La pédagogie ignatienne

Revue Christus – novembre 2014 – n° 230 H.S. – 2ème édition

Prolongeant, en l’étoffant, son numéro très apprécié de mai 2011, cette belle revue présente sous un titre prometteur le regroupement de 35 contributions, pour la plupart relativement brèves (de 5 à 6 p.). Et plusieurs sont excellentes : spécialement, bien sûr, celles de Père Calvez, mais aussi des Pères Lamy, Fédou, Pareydt, Gindre et Euvé, et de Marguerite Lena. L’objectif déclaré est de préciser les sources spirituelles de la pédagogie ignatienne et ses relations avec les Exercices spirituels. Et l’on voit bien comment, dès 1599 et le Ratio, les Jésuites entendaient former par et à l’action des personnalités capables d’un discernement chrétien, en recourant volontiers à ce que le Père Delobre prend le risque d’appeler –peut-être anachroniquement ?- un « accompagnement ».

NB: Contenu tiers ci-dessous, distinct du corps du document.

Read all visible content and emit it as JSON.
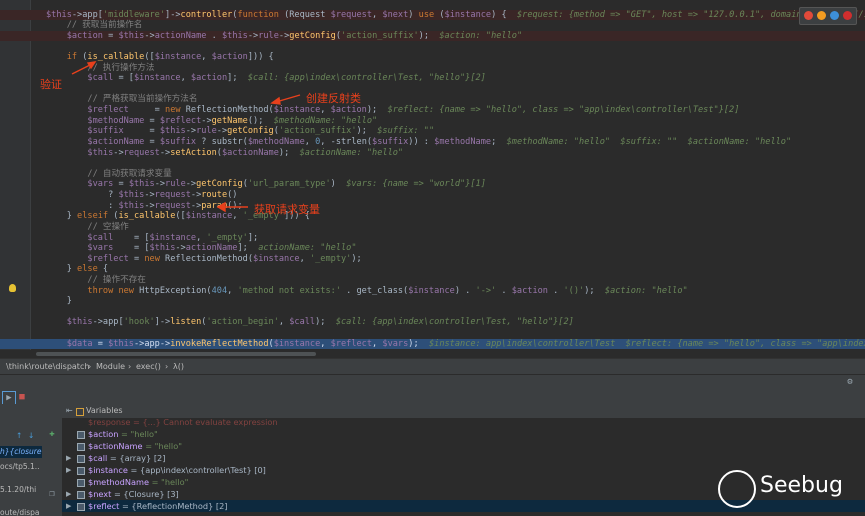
{
  "code": {
    "lines": [
      {
        "parts": [
          [
            "vr",
            "$this"
          ],
          [
            "",
            "->app["
          ],
          [
            "st",
            "'middleware'"
          ],
          [
            "",
            "]->"
          ],
          [
            "fn",
            "controller"
          ],
          [
            "",
            "("
          ],
          [
            "kw",
            "function"
          ],
          [
            "",
            " (Request "
          ],
          [
            "vr",
            "$request"
          ],
          [
            "",
            ", "
          ],
          [
            "vr",
            "$next"
          ],
          [
            "",
            ") "
          ],
          [
            "kw",
            "use"
          ],
          [
            "",
            " ("
          ],
          [
            "vr",
            "$instance"
          ],
          [
            "",
            ") {  "
          ],
          [
            "ann",
            "$request: {method => \"GET\", host => \"127.0.0.1\", domain => \"http://12"
          ]
        ]
      },
      {
        "parts": [
          [
            "cm",
            "    // 获取当前操作名"
          ]
        ]
      },
      {
        "parts": [
          [
            "",
            "    "
          ],
          [
            "vr",
            "$action"
          ],
          [
            "",
            " = "
          ],
          [
            "vr",
            "$this"
          ],
          [
            "",
            "->"
          ],
          [
            "vr",
            "actionName"
          ],
          [
            "",
            " . "
          ],
          [
            "vr",
            "$this"
          ],
          [
            "",
            "->"
          ],
          [
            "vr",
            "rule"
          ],
          [
            "",
            "->"
          ],
          [
            "fn",
            "getConfig"
          ],
          [
            "",
            "("
          ],
          [
            "st",
            "'action_suffix'"
          ],
          [
            "",
            ");  "
          ],
          [
            "ann",
            "$action: \"hello\""
          ]
        ]
      },
      {
        "parts": [
          [
            "",
            ""
          ]
        ]
      },
      {
        "parts": [
          [
            "",
            "    "
          ],
          [
            "kw",
            "if"
          ],
          [
            "",
            " ("
          ],
          [
            "fn",
            "is_callable"
          ],
          [
            "",
            "(["
          ],
          [
            "vr",
            "$instance"
          ],
          [
            "",
            ", "
          ],
          [
            "vr",
            "$action"
          ],
          [
            "",
            "])) {"
          ]
        ]
      },
      {
        "parts": [
          [
            "cm",
            "        // 执行操作方法"
          ]
        ]
      },
      {
        "parts": [
          [
            "",
            "        "
          ],
          [
            "vr",
            "$call"
          ],
          [
            "",
            " = ["
          ],
          [
            "vr",
            "$instance"
          ],
          [
            "",
            ", "
          ],
          [
            "vr",
            "$action"
          ],
          [
            "",
            "];  "
          ],
          [
            "ann",
            "$call: {app\\index\\controller\\Test, \"hello\"}[2]"
          ]
        ]
      },
      {
        "parts": [
          [
            "",
            ""
          ]
        ]
      },
      {
        "parts": [
          [
            "cm",
            "        // 严格获取当前操作方法名"
          ]
        ]
      },
      {
        "parts": [
          [
            "",
            "        "
          ],
          [
            "vr",
            "$reflect"
          ],
          [
            "",
            "     = "
          ],
          [
            "kw",
            "new"
          ],
          [
            "",
            " ReflectionMethod("
          ],
          [
            "vr",
            "$instance"
          ],
          [
            "",
            ", "
          ],
          [
            "vr",
            "$action"
          ],
          [
            "",
            ");  "
          ],
          [
            "ann",
            "$reflect: {name => \"hello\", class => \"app\\index\\controller\\Test\"}[2]"
          ]
        ]
      },
      {
        "parts": [
          [
            "",
            "        "
          ],
          [
            "vr",
            "$methodName"
          ],
          [
            "",
            " = "
          ],
          [
            "vr",
            "$reflect"
          ],
          [
            "",
            "->"
          ],
          [
            "fn",
            "getName"
          ],
          [
            "",
            "();  "
          ],
          [
            "ann",
            "$methodName: \"hello\""
          ]
        ]
      },
      {
        "parts": [
          [
            "",
            "        "
          ],
          [
            "vr",
            "$suffix"
          ],
          [
            "",
            "     = "
          ],
          [
            "vr",
            "$this"
          ],
          [
            "",
            "->"
          ],
          [
            "vr",
            "rule"
          ],
          [
            "",
            "->"
          ],
          [
            "fn",
            "getConfig"
          ],
          [
            "",
            "("
          ],
          [
            "st",
            "'action_suffix'"
          ],
          [
            "",
            ");  "
          ],
          [
            "ann",
            "$suffix: \"\""
          ]
        ]
      },
      {
        "parts": [
          [
            "",
            "        "
          ],
          [
            "vr",
            "$actionName"
          ],
          [
            "",
            " = "
          ],
          [
            "vr",
            "$suffix"
          ],
          [
            "",
            " ? substr("
          ],
          [
            "vr",
            "$methodName"
          ],
          [
            "",
            ", "
          ],
          [
            "nu",
            "0"
          ],
          [
            "",
            ", -strlen("
          ],
          [
            "vr",
            "$suffix"
          ],
          [
            "",
            ")) : "
          ],
          [
            "vr",
            "$methodName"
          ],
          [
            "",
            ";  "
          ],
          [
            "ann",
            "$methodName: \"hello\"  $suffix: \"\"  $actionName: \"hello\""
          ]
        ]
      },
      {
        "parts": [
          [
            "",
            "        "
          ],
          [
            "vr",
            "$this"
          ],
          [
            "",
            "->"
          ],
          [
            "vr",
            "request"
          ],
          [
            "",
            "->"
          ],
          [
            "fn",
            "setAction"
          ],
          [
            "",
            "("
          ],
          [
            "vr",
            "$actionName"
          ],
          [
            "",
            ");  "
          ],
          [
            "ann",
            "$actionName: \"hello\""
          ]
        ]
      },
      {
        "parts": [
          [
            "",
            ""
          ]
        ]
      },
      {
        "parts": [
          [
            "cm",
            "        // 自动获取请求变量"
          ]
        ]
      },
      {
        "parts": [
          [
            "",
            "        "
          ],
          [
            "vr",
            "$vars"
          ],
          [
            "",
            " = "
          ],
          [
            "vr",
            "$this"
          ],
          [
            "",
            "->"
          ],
          [
            "vr",
            "rule"
          ],
          [
            "",
            "->"
          ],
          [
            "fn",
            "getConfig"
          ],
          [
            "",
            "("
          ],
          [
            "st",
            "'url_param_type'"
          ],
          [
            "",
            ")  "
          ],
          [
            "ann",
            "$vars: {name => \"world\"}[1]"
          ]
        ]
      },
      {
        "parts": [
          [
            "",
            "            ? "
          ],
          [
            "vr",
            "$this"
          ],
          [
            "",
            "->"
          ],
          [
            "vr",
            "request"
          ],
          [
            "",
            "->"
          ],
          [
            "fn",
            "route"
          ],
          [
            "",
            "()"
          ]
        ]
      },
      {
        "parts": [
          [
            "",
            "            : "
          ],
          [
            "vr",
            "$this"
          ],
          [
            "",
            "->"
          ],
          [
            "vr",
            "request"
          ],
          [
            "",
            "->"
          ],
          [
            "fn",
            "param"
          ],
          [
            "",
            "();"
          ]
        ]
      },
      {
        "parts": [
          [
            "",
            "    } "
          ],
          [
            "kw",
            "elseif"
          ],
          [
            "",
            " ("
          ],
          [
            "fn",
            "is_callable"
          ],
          [
            "",
            "(["
          ],
          [
            "vr",
            "$instance"
          ],
          [
            "",
            ", "
          ],
          [
            "st",
            "'_empty'"
          ],
          [
            "",
            "])) {"
          ]
        ]
      },
      {
        "parts": [
          [
            "cm",
            "        // 空操作"
          ]
        ]
      },
      {
        "parts": [
          [
            "",
            "        "
          ],
          [
            "vr",
            "$call"
          ],
          [
            "",
            "    = ["
          ],
          [
            "vr",
            "$instance"
          ],
          [
            "",
            ", "
          ],
          [
            "st",
            "'_empty'"
          ],
          [
            "",
            "];"
          ]
        ]
      },
      {
        "parts": [
          [
            "",
            "        "
          ],
          [
            "vr",
            "$vars"
          ],
          [
            "",
            "    = ["
          ],
          [
            "vr",
            "$this"
          ],
          [
            "",
            "->"
          ],
          [
            "vr",
            "actionName"
          ],
          [
            "",
            "];  "
          ],
          [
            "ann",
            "actionName: \"hello\""
          ]
        ]
      },
      {
        "parts": [
          [
            "",
            "        "
          ],
          [
            "vr",
            "$reflect"
          ],
          [
            "",
            " = "
          ],
          [
            "kw",
            "new"
          ],
          [
            "",
            " ReflectionMethod("
          ],
          [
            "vr",
            "$instance"
          ],
          [
            "",
            ", "
          ],
          [
            "st",
            "'_empty'"
          ],
          [
            "",
            ");"
          ]
        ]
      },
      {
        "parts": [
          [
            "",
            "    } "
          ],
          [
            "kw",
            "else"
          ],
          [
            "",
            " {"
          ]
        ]
      },
      {
        "parts": [
          [
            "cm",
            "        // 操作不存在"
          ]
        ]
      },
      {
        "parts": [
          [
            "",
            "        "
          ],
          [
            "kw",
            "throw new"
          ],
          [
            "",
            " HttpException("
          ],
          [
            "nu",
            "404"
          ],
          [
            "",
            ", "
          ],
          [
            "st",
            "'method not exists:'"
          ],
          [
            "",
            " . get_class("
          ],
          [
            "vr",
            "$instance"
          ],
          [
            "",
            ") . "
          ],
          [
            "st",
            "'->'"
          ],
          [
            "",
            " . "
          ],
          [
            "vr",
            "$action"
          ],
          [
            "",
            " . "
          ],
          [
            "st",
            "'()'"
          ],
          [
            "",
            ");  "
          ],
          [
            "ann",
            "$action: \"hello\""
          ]
        ]
      },
      {
        "parts": [
          [
            "",
            "    }"
          ]
        ]
      },
      {
        "parts": [
          [
            "",
            ""
          ]
        ]
      },
      {
        "parts": [
          [
            "",
            "    "
          ],
          [
            "vr",
            "$this"
          ],
          [
            "",
            "->app["
          ],
          [
            "st",
            "'hook'"
          ],
          [
            "",
            "]->"
          ],
          [
            "fn",
            "listen"
          ],
          [
            "",
            "("
          ],
          [
            "st",
            "'action_begin'"
          ],
          [
            "",
            ", "
          ],
          [
            "vr",
            "$call"
          ],
          [
            "",
            ");  "
          ],
          [
            "ann",
            "$call: {app\\index\\controller\\Test, \"hello\"}[2]"
          ]
        ]
      },
      {
        "parts": [
          [
            "",
            ""
          ]
        ]
      },
      {
        "parts": [
          [
            "",
            "    "
          ],
          [
            "vr",
            "$data"
          ],
          [
            "",
            " = "
          ],
          [
            "vr",
            "$this"
          ],
          [
            "",
            "->app->"
          ],
          [
            "fn",
            "invokeReflectMethod"
          ],
          [
            "",
            "("
          ],
          [
            "vr",
            "$instance"
          ],
          [
            "",
            ", "
          ],
          [
            "vr",
            "$reflect"
          ],
          [
            "",
            ", "
          ],
          [
            "vr",
            "$vars"
          ],
          [
            "",
            ");  "
          ],
          [
            "ann",
            "$instance: app\\index\\controller\\Test  $reflect: {name => \"hello\", class => \"app\\index\\cont"
          ]
        ]
      }
    ]
  },
  "annotations": {
    "verify": "验证",
    "create_reflection": "创建反射类",
    "get_request_vars": "获取请求变量"
  },
  "breadcrumb": [
    "\\think\\route\\dispatch",
    "Module",
    "exec()",
    "λ()"
  ],
  "frames": [
    "h}{closure",
    "ocs/tp5.1..",
    "5.1.20/thi",
    "oute/dispa"
  ],
  "variables": {
    "title": "Variables",
    "clipped_row": "$response = {...}   Cannot evaluate expression",
    "rows": [
      {
        "name": "$action",
        "value": "= \"hello\"",
        "expand": false
      },
      {
        "name": "$actionName",
        "value": "= \"hello\"",
        "expand": false
      },
      {
        "name": "$call",
        "value": "= {array} [2]",
        "expand": true
      },
      {
        "name": "$instance",
        "value": "= {app\\index\\controller\\Test} [0]",
        "expand": true
      },
      {
        "name": "$methodName",
        "value": "= \"hello\"",
        "expand": false
      },
      {
        "name": "$next",
        "value": "= {Closure} [3]",
        "expand": true
      },
      {
        "name": "$reflect",
        "value": "= {ReflectionMethod} [2]",
        "expand": true
      }
    ]
  },
  "watermark": "Seebug",
  "colors": {
    "accent": "#e8401c",
    "exec_line": "#2d4f79",
    "selection": "#0d293e"
  }
}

Cependant, au terme de la lecture, on ne peut se défendre d’une certaine déception. Sans doute tient-elle d’abord au nombre et à la brièveté des articles, mais aussi à un certain manque de lien entre eux, et à l’absence d’une problématique unifiante qui les homogénéiserait. On regrette que ne soit pas assez soulignée la spécificité de la pédagogie jésuite, ni suffisamment analysée, selon l’expression même de l’un des anciens Préposés Généraux, la « fidélité-inventive » qui assurerait son actualité et situerait « le caractère propre de l’éducation ignatienne » (p.219). Aussi bien, la constitution du CEP-Ignatien[1] justifie de se demander selon quelles modalités une même conception se décline au sein des diverses congrégations qu’il réunit. Si les textes de la 3ème partie illustrent clairement la grande diversité des réalisations et des mises en œuvre, l’explicitation de ce qui leur est commun s’en impose davantage.

De même pourrait-on s’étonner de ne pas trouver dans ces pages un écho des débats du XXème siècle, spécialement après 1968, sur l’importance pastorale à accorder à l’éducation scolaire et, apparemment, sur son actuelle redécouverte ; on pense notamment aux travaux de Philippe Rocher. Ces controverses ont en effet affecté tout particulièrement les congrégations essentiellement ou partiellement enseignantes, d’autant plus que s’effectuaient simultanément une inévitable laïcisation du personnel enseignant et la mise en œuvre de la loi de 1959. Enfin, il n’aurait pas été moins opportun de situer et de positionner la pédagogie jésuite dans la cacophonie des courants éducationnels qui s’affrontent actuellement. Il y va de la présence de la pédagogie chrétienne au sein de ces controverses actuelles. Alors que se développent les sciences de l’éducation et les recherches qu’elles suscitent, il est fâcheux que celle-ci n’en soit pas suffisamment partie prenante et n’y soit donc pas assez prise en considération. Elle en demeure comme absente et s’en trouve, de ce fait, trop peu connue et reconnue ; cela facilite et encourage objectivement la diffusion de théorisations qui lui sont hostiles. Or, la force de la tradition ignatienne justifie qu’elle participe aux travaux en cours en ce domaine et y soit traitée comme un légitime interlocuteur de ceux qui les conduisent. Il y a là une responsabilité à laquelle on ne saurait se dérober.